Featuring: Olga Frankfurt, MD
The FDA approved pegcetacoplan for treatment of certain adults with paroxysmal nocturnal hemoglobinuria, according to the agent’s manufacturer.
Pegcetacoplan (Empaveli, Apellis Pharmaceuticals) — a targeted C3 inhibitor — is indicated for treatment-naive patients, as well as those switching from the C5 inhibitors eculizumab (Soliris, Alexion Pharmaceuticals) or ravulizumab (Ultomiris, Alexion Pharmaceuticals).
The FDA based the approval on results of the phase 3 PEGASUS study, which showed pegcetacoplan led to greater improvements in hemoglobin compared with eculizumab among patients with paroxysmal nocturnal hemoglobinuria (PNH).
“Empaveli has the potential to improve the lives of patients with PNH by increasing hemoglobin and reducing blood transfusion requirements,” investigator Olga Frankfurt, MD, associate professor in the department of medicine at Robert H. Lurie Comprehensive Cancer Center at Northwestern University, said in an Apellis-issued press release. “Through my work as an investigator on the PEGASUS study, I was excited to see Empaveli providing broad control of PNH.”
The PEGASUS study included 80 patients enrolled across 44 centers who had hemoglobin levels of less than 10.5 g/dL while they received stable doses of eculizumab for at least 3 months.
The trial treatment consisted of three parts:
In a 4-week run-in phase, all patients continued their current dose of eculizumab with an addition of twice-weekly 1,080 mg subcutaneous pegcetacoplan;
In a 1:1 randomization phase, patients received monotherapy with pegcetacoplan or eculizumab for 16 weeks; and
In a 32-week period, all patients received open-label pegcetacoplan.
In the randomization phase, researchers randomly assigned 41 patients (mean age, 50.2 years; 66% women) to pegcetacoplan and 39 patients (mean age, 47.3 years; 56% women) to eculizumab. Changes in hemoglobin level from baseline to week 16 served as the study’s primary endpoint.
As Healio previously reported, results showed the adjusted mean change in hemoglobin from baseline to week 16 was 2.37 g/dL with pegcetacoplan compared with –1.47 g/dL with eculizumab, for a mean difference of 3.84 g/dL (95% CI, 2.33-5.34).

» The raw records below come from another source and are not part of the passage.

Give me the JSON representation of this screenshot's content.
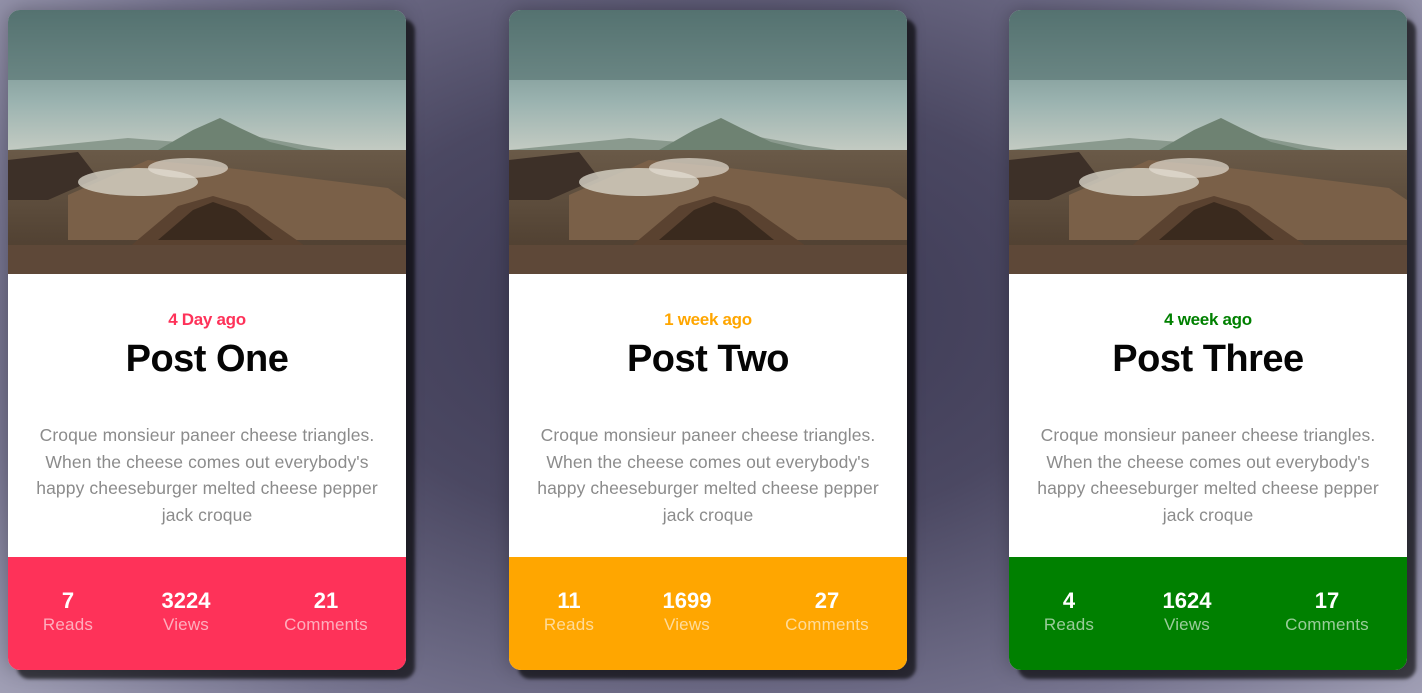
{
  "cards": [
    {
      "time": "4 Day ago",
      "title": "Post One",
      "description": "Croque monsieur paneer cheese triangles. When the cheese comes out everybody's happy cheeseburger melted cheese pepper jack croque",
      "accent_color": "#fe3259",
      "stats": [
        {
          "value": "7",
          "label": "Reads"
        },
        {
          "value": "3224",
          "label": "Views"
        },
        {
          "value": "21",
          "label": "Comments"
        }
      ]
    },
    {
      "time": "1 week ago",
      "title": "Post Two",
      "description": "Croque monsieur paneer cheese triangles. When the cheese comes out everybody's happy cheeseburger melted cheese pepper jack croque",
      "accent_color": "#ffa600",
      "stats": [
        {
          "value": "11",
          "label": "Reads"
        },
        {
          "value": "1699",
          "label": "Views"
        },
        {
          "value": "27",
          "label": "Comments"
        }
      ]
    },
    {
      "time": "4 week ago",
      "title": "Post Three",
      "description": "Croque monsieur paneer cheese triangles. When the cheese comes out everybody's happy cheeseburger melted cheese pepper jack croque",
      "accent_color": "#008000",
      "stats": [
        {
          "value": "4",
          "label": "Reads"
        },
        {
          "value": "1624",
          "label": "Views"
        },
        {
          "value": "17",
          "label": "Comments"
        }
      ]
    }
  ]
}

Thirty-five patients (85.3%) assigned pegcetacoplan no longer required transfusions, compared with six patients (14.6%) assigned eculizumab (P < .001).
“As the first, FDA-approved targeted C3 therapy, Empaveli has the potential to redefine treatment for adults with PNH, including patients switching from any C5 inhibitor and treatment-naive patients,” Cedric Francois, MD, PhD, co-founder and CEO of Apellis, said in the release.
The most common serious adverse event reported among pegcetacoplan-treated patients was infection (5%). The most common adverse events included injection site reactions (39%), infections (29%), diarrhea (22%), abdominal pain (20%), respiratory tract infection (15%), viral infection (12%), and fatigue (12%). Researchers reported no cases of meningitis and no deaths in the pegcetacoplan group.
The prescribing information for pegcetacoplan includes a boxed warning noting the agent may increase the risk for meningococcal or other serious infections caused by encapsulated bacteria. These infections may be fatal if not recognized or treated early.
The FDA approved a Risk Evaluation and Mitigation Strategy (REMS). Prescribers must counsel patients about the risk for serious infection, provide patients with the REMS educational materials, and ensure patients are vaccinated against encapsulated bacteria, according to the press release.